Activision being sued by historical figure Savimbi's survivors for an inaccurate portrayal in Call of Duty Black ops 2.
Despite all of the controversy about their father, the children of Savimbi were alarmed by the depiction of him in Activion’s blockbuster hit Call of Duty Black ops 2. The family argues that he was a “political leader and strategist,” and not a “barbarian” or a “big halfwit who wants to kill everybody.”
In the early 1960’s, Jonas Savimbi was a political and military leader for the Republic of Angola, who ended up founding and leading the National Union for the Total Independence of Angola, the UNITA. He was killed in 2002, the result of a dispute against the Angolan Government.
One segment of the game in particular—seen in the video above—that caused the family to file suit is the line Savimbi’s shouts before charging to battle, “DEATH TO THE MPLA!” However, during an interview with The Guardian a legal representative for Activision Blizzard stated he was a “good guy,” in the video game and “portrayed ‘for who he was…a character of Angolan history, a guerrilla chief who fought the [People's Movement for the Liberation of Angola]."
Savimbi’s surviving children are seeking €1 million in damages from Activision Blizzard's French arm, as they live in France. However, the game developer's legal counsel claims that the lawsuit is “without merit."

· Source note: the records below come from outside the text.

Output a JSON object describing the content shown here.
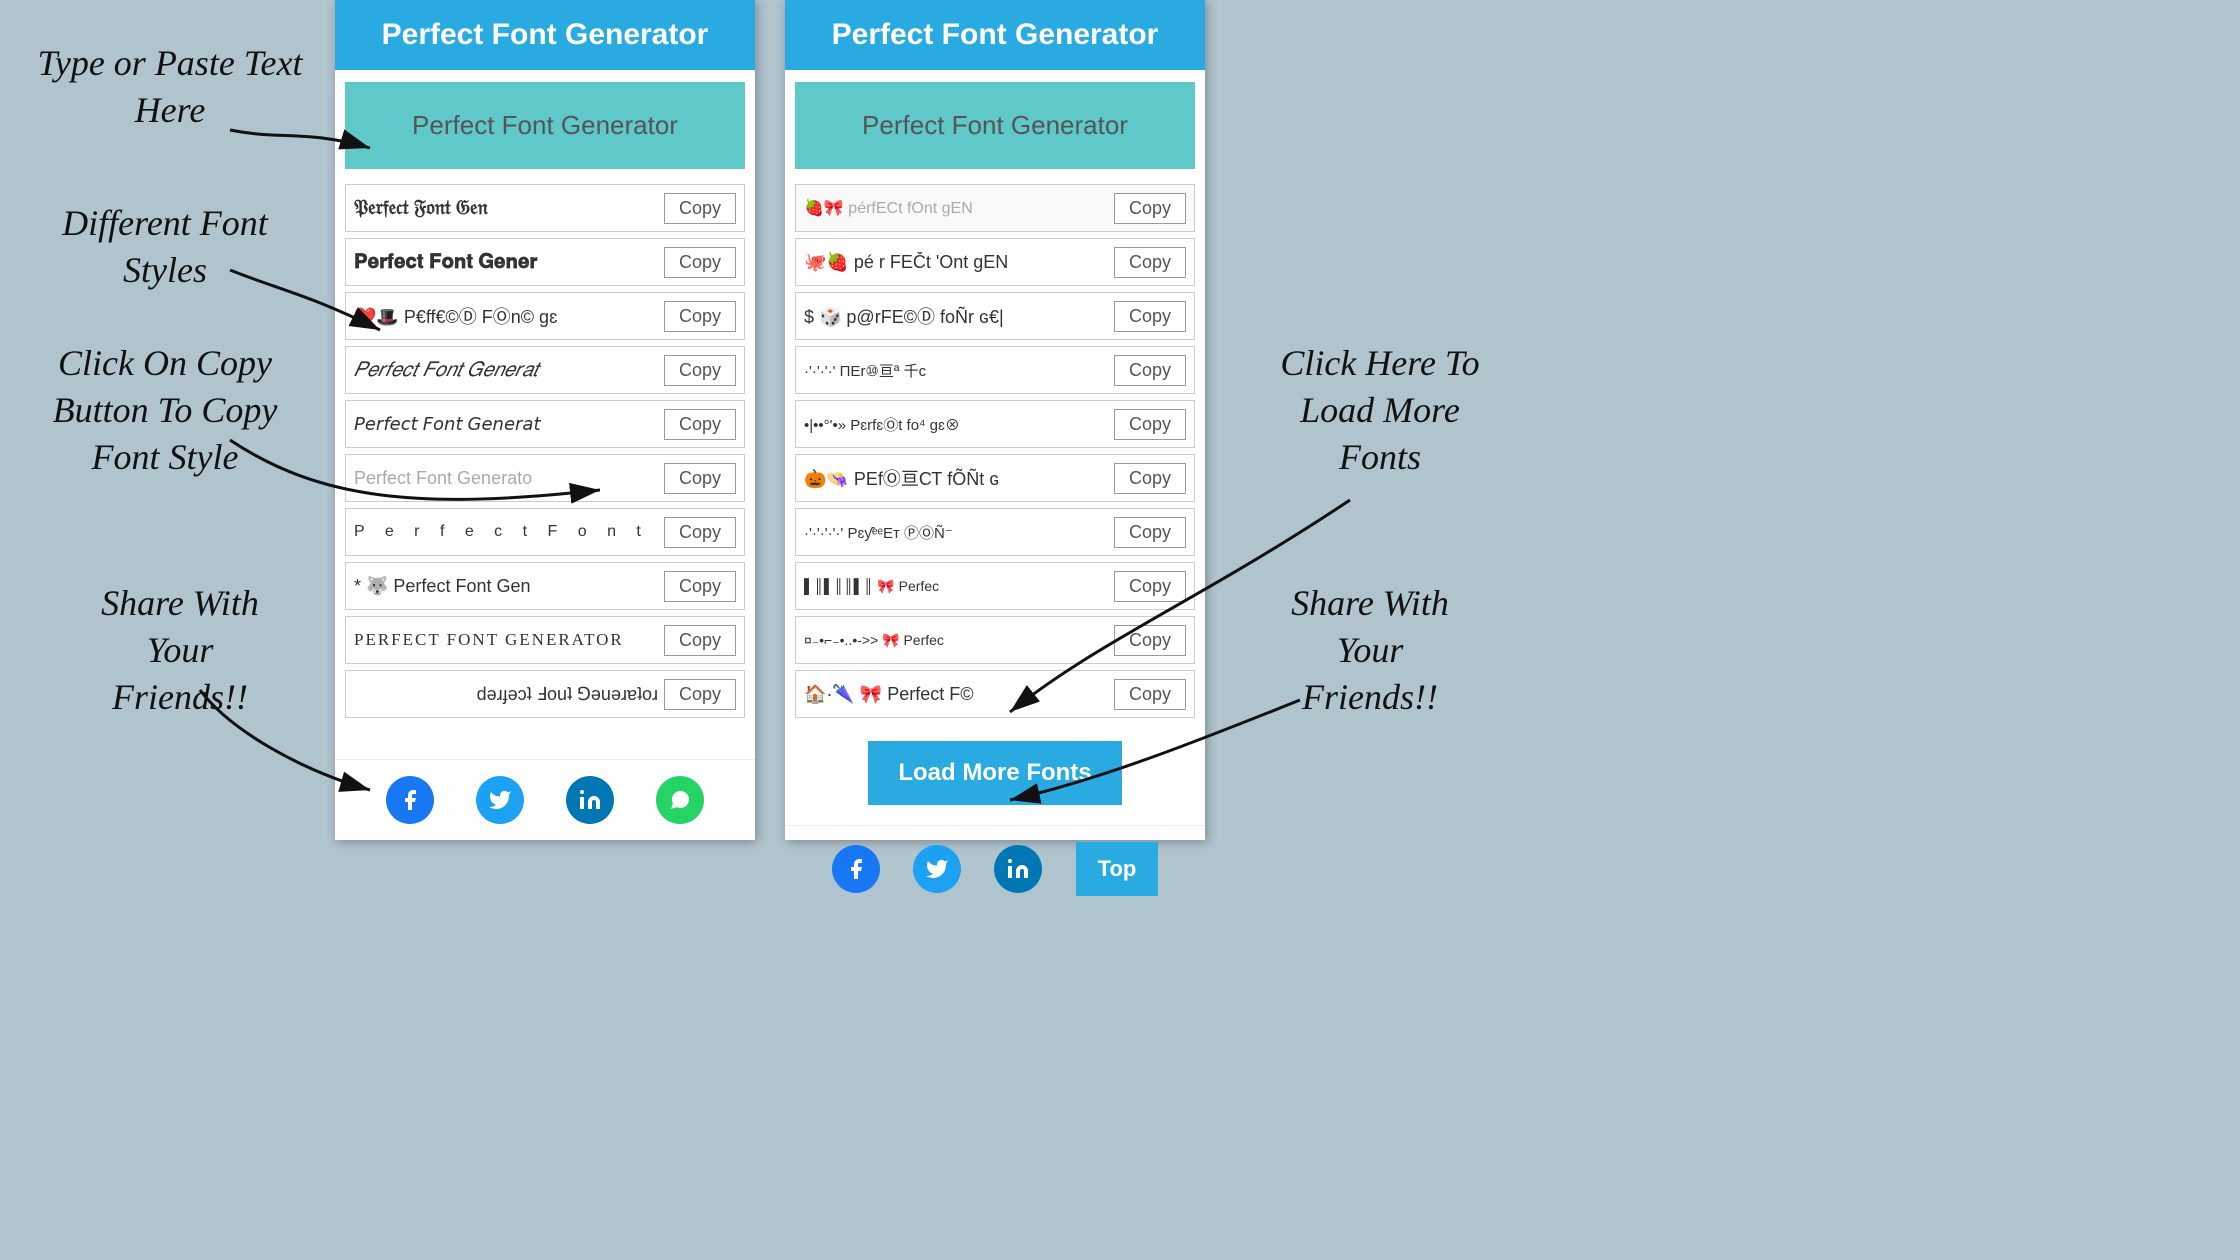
{
  "app": {
    "title": "Perfect Font Generator",
    "input_placeholder": "Perfect Font Generator",
    "header_left": "Perfect Font Generator",
    "header_right": "Perfect Font Generator"
  },
  "annotations": {
    "type_paste": "Type or Paste Text\nHere",
    "different_fonts": "Different Font\nStyles",
    "click_copy": "Click On Copy\nButton To Copy\nFont Style",
    "share": "Share With\nYour\nFriends!!",
    "load_more": "Click Here To\nLoad More\nFonts",
    "share_right": "Share With\nYour\nFriends!!"
  },
  "left_panel": {
    "header": "Perfect Font Generator",
    "input_value": "Perfect Font Generator",
    "font_rows": [
      {
        "text": "𝔓𝔢𝔯𝔣𝔢𝔠𝔱 𝔉𝔬𝔫𝔱 𝔊𝔢𝔫𝔢𝔯𝔞𝔱𝔬𝔯",
        "style": "gothic",
        "copy": "Copy"
      },
      {
        "text": "𝐏𝐞𝐫𝐟𝐞𝐜𝐭 𝐅𝐨𝐧𝐭 𝐆𝐞𝐧𝐞𝐫𝐚𝐭𝐨𝐫",
        "style": "bold",
        "copy": "Copy"
      },
      {
        "text": "❤️🎩 P€ff€©Ⓓ FⓄn© gɛ",
        "style": "emoji",
        "copy": "Copy"
      },
      {
        "text": "𝑃𝑒𝑟𝑓𝑒𝑐𝑡 𝐹𝑜𝑛𝑡 𝐺𝑒𝑛𝑒𝑟𝑎𝑡",
        "style": "italic",
        "copy": "Copy"
      },
      {
        "text": "𝘗𝘦𝘳𝘧𝘦𝘤𝘵 𝘍𝘰𝘯𝘵 𝘎𝘦𝘯𝘦𝘳𝘢𝘵𝘰",
        "style": "italic2",
        "copy": "Copy"
      },
      {
        "text": "Perfect Font Generator",
        "style": "outline",
        "copy": "Copy"
      },
      {
        "text": "P e r f e c t  F o n t",
        "style": "spaced",
        "copy": "Copy"
      },
      {
        "text": "* 🐺 Perfect Font Gen",
        "style": "emoji2",
        "copy": "Copy"
      },
      {
        "text": "PERFECT FONT GENERATOR",
        "style": "caps",
        "copy": "Copy"
      },
      {
        "text": "ɹoʇɐɹǝuǝ⅁ ʇuoℲ ʇɔǝɟɹǝd",
        "style": "reverse",
        "copy": "Copy"
      }
    ],
    "social": [
      {
        "icon": "f",
        "name": "facebook",
        "label": "Facebook"
      },
      {
        "icon": "🐦",
        "name": "twitter",
        "label": "Twitter"
      },
      {
        "icon": "in",
        "name": "linkedin",
        "label": "LinkedIn"
      },
      {
        "icon": "✆",
        "name": "whatsapp",
        "label": "WhatsApp"
      }
    ]
  },
  "right_panel": {
    "header": "Perfect Font Generator",
    "input_value": "Perfect Font Generator",
    "font_rows": [
      {
        "text": "🐙🍓 pé r FEČt 'Ont gEN",
        "style": "emoji",
        "copy": "Copy"
      },
      {
        "text": "$ 🎲 p@rFE©Ⓓ foÑr ɢ€|",
        "style": "emoji2",
        "copy": "Copy"
      },
      {
        "text": "·'·'·'·' ΠEr⑩亘ª 千c",
        "style": "small",
        "copy": "Copy"
      },
      {
        "text": "•|••°'•»  PɛrfɛⓄt fo⁴ gɛ⊗",
        "style": "small2",
        "copy": "Copy"
      },
      {
        "text": "🎃👒 PΕfⓄ亘СТ fÕÑt ɢ",
        "style": "emoji3",
        "copy": "Copy"
      },
      {
        "text": "·'·'·'·'·' PɛƴᵉᵉΕт ⓅⓄÑ⁻",
        "style": "small3",
        "copy": "Copy"
      },
      {
        "text": "▌║▌║║▌║ 🎀 Perfec",
        "style": "barcode",
        "copy": "Copy"
      },
      {
        "text": "¤₋•⌐₋•..•->> 🎀 Perfec",
        "style": "small4",
        "copy": "Copy"
      },
      {
        "text": "🏠·🌂 🎀 Perfect F©",
        "style": "emoji4",
        "copy": "Copy"
      }
    ],
    "load_more": "Load More Fonts",
    "top": "Top",
    "social": [
      {
        "icon": "f",
        "name": "facebook",
        "label": "Facebook"
      },
      {
        "icon": "🐦",
        "name": "twitter",
        "label": "Twitter"
      },
      {
        "icon": "in",
        "name": "linkedin",
        "label": "LinkedIn"
      }
    ]
  }
}
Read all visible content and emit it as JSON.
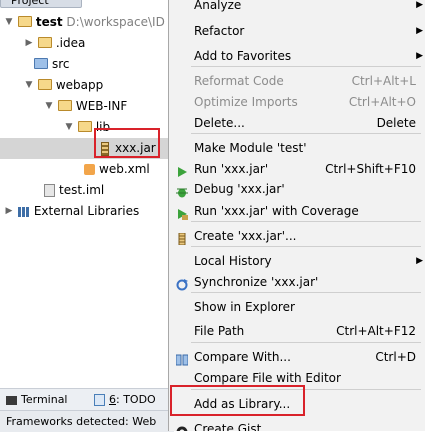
{
  "project_panel": {
    "header": "Project",
    "tree": [
      {
        "label": "test",
        "path": "D:\\workspace\\ID",
        "icon": "module-folder-icon",
        "arrow": "▼"
      },
      {
        "label": ".idea",
        "icon": "folder-icon",
        "arrow": "▶"
      },
      {
        "label": "src",
        "icon": "source-folder-icon",
        "arrow": ""
      },
      {
        "label": "webapp",
        "icon": "folder-icon",
        "arrow": "▼"
      },
      {
        "label": "WEB-INF",
        "icon": "folder-icon",
        "arrow": "▼"
      },
      {
        "label": "lib",
        "icon": "folder-icon",
        "arrow": "▼"
      },
      {
        "label": "xxx.jar",
        "icon": "jar-icon",
        "arrow": ""
      },
      {
        "label": "web.xml",
        "icon": "xml-file-icon",
        "arrow": ""
      },
      {
        "label": "test.iml",
        "icon": "iml-file-icon",
        "arrow": ""
      },
      {
        "label": "External Libraries",
        "icon": "libraries-icon",
        "arrow": "▶"
      }
    ]
  },
  "bottom_bar": {
    "terminal_label": "Terminal",
    "todo_number": "6",
    "todo_label": ": TODO"
  },
  "status_bar": {
    "text": "Frameworks detected: Web"
  },
  "context_menu": {
    "items": [
      {
        "label": "Analyze",
        "shortcut": "",
        "submenu": true,
        "disabled": false,
        "icon": ""
      },
      {
        "label": "Refactor",
        "shortcut": "",
        "submenu": true,
        "disabled": false,
        "icon": ""
      },
      {
        "label": "Add to Favorites",
        "shortcut": "",
        "submenu": true,
        "disabled": false,
        "icon": ""
      },
      {
        "label": "Reformat Code",
        "shortcut": "Ctrl+Alt+L",
        "submenu": false,
        "disabled": true,
        "icon": ""
      },
      {
        "label": "Optimize Imports",
        "shortcut": "Ctrl+Alt+O",
        "submenu": false,
        "disabled": true,
        "icon": ""
      },
      {
        "label": "Delete...",
        "shortcut": "Delete",
        "submenu": false,
        "disabled": false,
        "icon": ""
      },
      {
        "label": "Make Module 'test'",
        "shortcut": "",
        "submenu": false,
        "disabled": false,
        "icon": ""
      },
      {
        "label": "Run 'xxx.jar'",
        "shortcut": "Ctrl+Shift+F10",
        "submenu": false,
        "disabled": false,
        "icon": "run-icon"
      },
      {
        "label": "Debug 'xxx.jar'",
        "shortcut": "",
        "submenu": false,
        "disabled": false,
        "icon": "debug-icon"
      },
      {
        "label": "Run 'xxx.jar' with Coverage",
        "shortcut": "",
        "submenu": false,
        "disabled": false,
        "icon": "coverage-icon"
      },
      {
        "label": "Create 'xxx.jar'...",
        "shortcut": "",
        "submenu": false,
        "disabled": false,
        "icon": "jar-icon"
      },
      {
        "label": "Local History",
        "shortcut": "",
        "submenu": true,
        "disabled": false,
        "icon": ""
      },
      {
        "label": "Synchronize 'xxx.jar'",
        "shortcut": "",
        "submenu": false,
        "disabled": false,
        "icon": "sync-icon"
      },
      {
        "label": "Show in Explorer",
        "shortcut": "",
        "submenu": false,
        "disabled": false,
        "icon": ""
      },
      {
        "label": "File Path",
        "shortcut": "Ctrl+Alt+F12",
        "submenu": false,
        "disabled": false,
        "icon": ""
      },
      {
        "label": "Compare With...",
        "shortcut": "Ctrl+D",
        "submenu": false,
        "disabled": false,
        "icon": "compare-icon"
      },
      {
        "label": "Compare File with Editor",
        "shortcut": "",
        "submenu": false,
        "disabled": false,
        "icon": ""
      },
      {
        "label": "Add as Library...",
        "shortcut": "",
        "submenu": false,
        "disabled": false,
        "icon": ""
      },
      {
        "label": "Create Gist...",
        "shortcut": "",
        "submenu": false,
        "disabled": false,
        "icon": "github-icon"
      }
    ]
  },
  "colors": {
    "menu_background": "#f2f2f2",
    "menu_selection": "#3875d7",
    "highlight_box": "#d9222a",
    "tree_selection": "#d5d5d5"
  }
}
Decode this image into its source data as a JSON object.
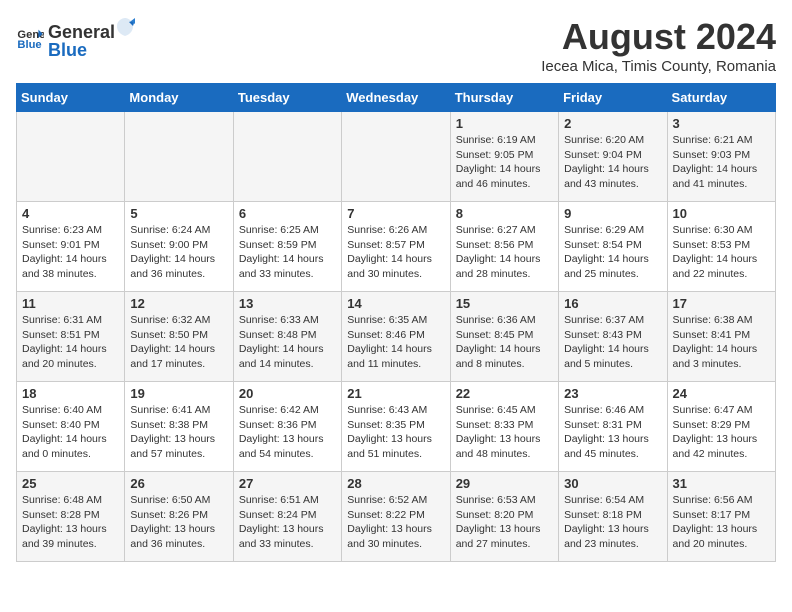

This is not the first time a lawsuit has been filed against the Call of Duty Black Ops 2 developer for not asking permission to use someone's image. A suit was filed by Manuel Noriega for using his “name and likeness” last year, and was thrown out of court. The game’s publisher asserted that artistic interpretation allows for the depiction of historical figures in movies, books, television, and games as a form of free speech. This strategy will also be used once more against the Savimbi case.